Oil drops below $80 as demand doubt deepens

An aerial view of Phillips 66 oil refinery in the United States.
Tayfun Coskun | Anadolu Agency | Getty Images

Global oil prices slid below $80 per barrel for the first time since January on Tuesday, extending a downward trend as growing concerns about global demand offset any bullish effects from an EU-led price cap on Russian oil sales.

Brent crude futures settled down 4.03%, to $79.35 a barrel, their lowest since Jan. 4. West Texas Intermediate crude (WTI) fell 3.48%, to $74.26 after hitting its lowest level this year.

"In this market, the sentiment is more negative," said Eli Tesfaye, senior market strategist at RJO Futures. "We could be looking at $60-a-barrel WTI the way that things are going. I think $80s are going to be the new high, and I would be very surprised to see any higher than that."

Service-sector activity in China has hit a six-month low, and European economies have slowed due to the high cost of energy and rising interest rates.

If current declines hold, Brent crude will post its biggest single-day slump since late September.

Both Brent and WTI futures on Monday recorded their largest daily drop in two weeks after U.S. services industry data indicated a strong U.S. economy and drove expectations of higher interest rates than previously forecast.

The U.S. dollar index edged lower on Tuesday but was still buoyed by bets on higher interest rates, following the biggest rally in two weeks on Monday.

A stronger greenback makes dollar-denominated oil more expensive for buyers holding other currencies, reducing demand.

In China, more cities are easing COVID-19-related curbs, prompting expectations of increased demand in the world's top oil importer, although that has not been enough to rally futures.
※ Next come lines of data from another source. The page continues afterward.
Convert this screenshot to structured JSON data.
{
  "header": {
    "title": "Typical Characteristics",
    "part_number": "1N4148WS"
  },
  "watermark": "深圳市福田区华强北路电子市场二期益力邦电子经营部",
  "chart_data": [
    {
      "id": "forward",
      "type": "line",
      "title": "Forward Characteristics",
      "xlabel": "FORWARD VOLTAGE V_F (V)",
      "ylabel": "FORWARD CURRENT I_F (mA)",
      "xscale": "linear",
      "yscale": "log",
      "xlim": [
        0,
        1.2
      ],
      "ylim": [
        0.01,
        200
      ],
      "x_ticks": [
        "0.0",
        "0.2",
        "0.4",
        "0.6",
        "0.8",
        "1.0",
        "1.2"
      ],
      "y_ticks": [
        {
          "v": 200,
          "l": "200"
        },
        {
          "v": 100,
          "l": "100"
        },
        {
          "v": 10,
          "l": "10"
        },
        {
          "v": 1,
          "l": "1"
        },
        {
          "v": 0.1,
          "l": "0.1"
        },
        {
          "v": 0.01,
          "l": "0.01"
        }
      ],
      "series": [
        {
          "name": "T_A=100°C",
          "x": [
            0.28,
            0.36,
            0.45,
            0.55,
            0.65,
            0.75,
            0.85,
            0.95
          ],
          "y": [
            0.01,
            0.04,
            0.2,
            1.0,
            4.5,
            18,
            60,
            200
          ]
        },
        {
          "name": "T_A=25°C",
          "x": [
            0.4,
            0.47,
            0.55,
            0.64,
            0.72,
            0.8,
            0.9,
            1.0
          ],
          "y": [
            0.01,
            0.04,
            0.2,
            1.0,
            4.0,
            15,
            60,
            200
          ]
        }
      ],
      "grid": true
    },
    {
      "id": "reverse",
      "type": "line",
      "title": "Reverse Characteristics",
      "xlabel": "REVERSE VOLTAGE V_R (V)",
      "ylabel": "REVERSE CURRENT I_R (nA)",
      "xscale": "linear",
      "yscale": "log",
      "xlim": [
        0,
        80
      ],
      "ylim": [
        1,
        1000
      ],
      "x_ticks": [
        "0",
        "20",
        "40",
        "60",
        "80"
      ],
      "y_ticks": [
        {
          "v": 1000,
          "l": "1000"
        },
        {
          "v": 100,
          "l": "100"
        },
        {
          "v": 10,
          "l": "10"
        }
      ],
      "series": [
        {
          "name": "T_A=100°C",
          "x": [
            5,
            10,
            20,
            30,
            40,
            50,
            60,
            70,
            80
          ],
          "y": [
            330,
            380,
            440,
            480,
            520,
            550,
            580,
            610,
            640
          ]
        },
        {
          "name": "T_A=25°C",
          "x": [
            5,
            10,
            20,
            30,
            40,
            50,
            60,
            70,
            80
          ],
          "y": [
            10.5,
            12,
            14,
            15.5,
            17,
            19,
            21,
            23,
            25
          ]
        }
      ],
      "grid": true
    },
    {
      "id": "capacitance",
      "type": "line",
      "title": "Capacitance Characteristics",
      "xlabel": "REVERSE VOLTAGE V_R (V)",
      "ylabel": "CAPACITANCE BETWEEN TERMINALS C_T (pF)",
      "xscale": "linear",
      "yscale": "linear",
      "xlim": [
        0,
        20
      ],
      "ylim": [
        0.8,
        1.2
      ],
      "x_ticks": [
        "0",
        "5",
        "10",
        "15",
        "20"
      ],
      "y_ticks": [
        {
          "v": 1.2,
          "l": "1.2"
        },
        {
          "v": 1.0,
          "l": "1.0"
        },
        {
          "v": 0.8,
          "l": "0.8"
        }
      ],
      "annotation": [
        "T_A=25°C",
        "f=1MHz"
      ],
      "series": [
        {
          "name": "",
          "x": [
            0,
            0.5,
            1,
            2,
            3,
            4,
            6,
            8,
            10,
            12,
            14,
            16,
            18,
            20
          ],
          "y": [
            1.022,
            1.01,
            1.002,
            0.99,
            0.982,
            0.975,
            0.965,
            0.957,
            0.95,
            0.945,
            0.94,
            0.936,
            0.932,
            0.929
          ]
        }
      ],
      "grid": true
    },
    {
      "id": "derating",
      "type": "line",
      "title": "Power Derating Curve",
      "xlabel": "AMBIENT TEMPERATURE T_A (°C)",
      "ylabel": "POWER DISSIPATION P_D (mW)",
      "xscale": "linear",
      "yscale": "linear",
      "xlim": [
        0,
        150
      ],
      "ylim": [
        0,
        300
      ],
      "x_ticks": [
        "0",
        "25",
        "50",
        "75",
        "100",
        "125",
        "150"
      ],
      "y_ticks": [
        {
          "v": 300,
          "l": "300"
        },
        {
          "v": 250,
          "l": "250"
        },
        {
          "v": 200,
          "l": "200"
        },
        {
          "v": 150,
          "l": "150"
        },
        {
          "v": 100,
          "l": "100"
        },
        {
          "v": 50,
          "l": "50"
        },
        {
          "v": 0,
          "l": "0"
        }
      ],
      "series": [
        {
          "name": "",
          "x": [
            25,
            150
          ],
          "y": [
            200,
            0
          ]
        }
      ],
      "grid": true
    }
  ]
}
U.S. crude oil stocks are forecast to have fallen last week. The American Petroleum Institute's weekly report is due later on Tuesday, followed by government data on Wednesday.

"Oil markets will likely stay volatile in the near term, driven by COVID headlines in China and central bank policies in the U.S. and Europe," UBS analyst Giovanni Staunovo said.

The market was also weighing the production impact of a price cap of $60 per barrel on Russian crude imposed by Group of Seven (G7) nations, the European Union and Australia. So far there is a "lack of an impact on Russian flows", said Matt Smith, lead oil analyst at Kpler.

"Russian seaborne exports and production are just not dropping. Along with fears of further rate hikes - crude is getting swept up in the risk-off tilt of broader markets," Smith said.

Russia has said it will not sell oil to anyone who signs up to the price cap. Russia's January-November oil and gas condensate production rose 2.2% from a year ago to 488 million tonnes, according to Deputy Prime Minister Alexander Novak, who expects a slight output decline following the latest sanctions.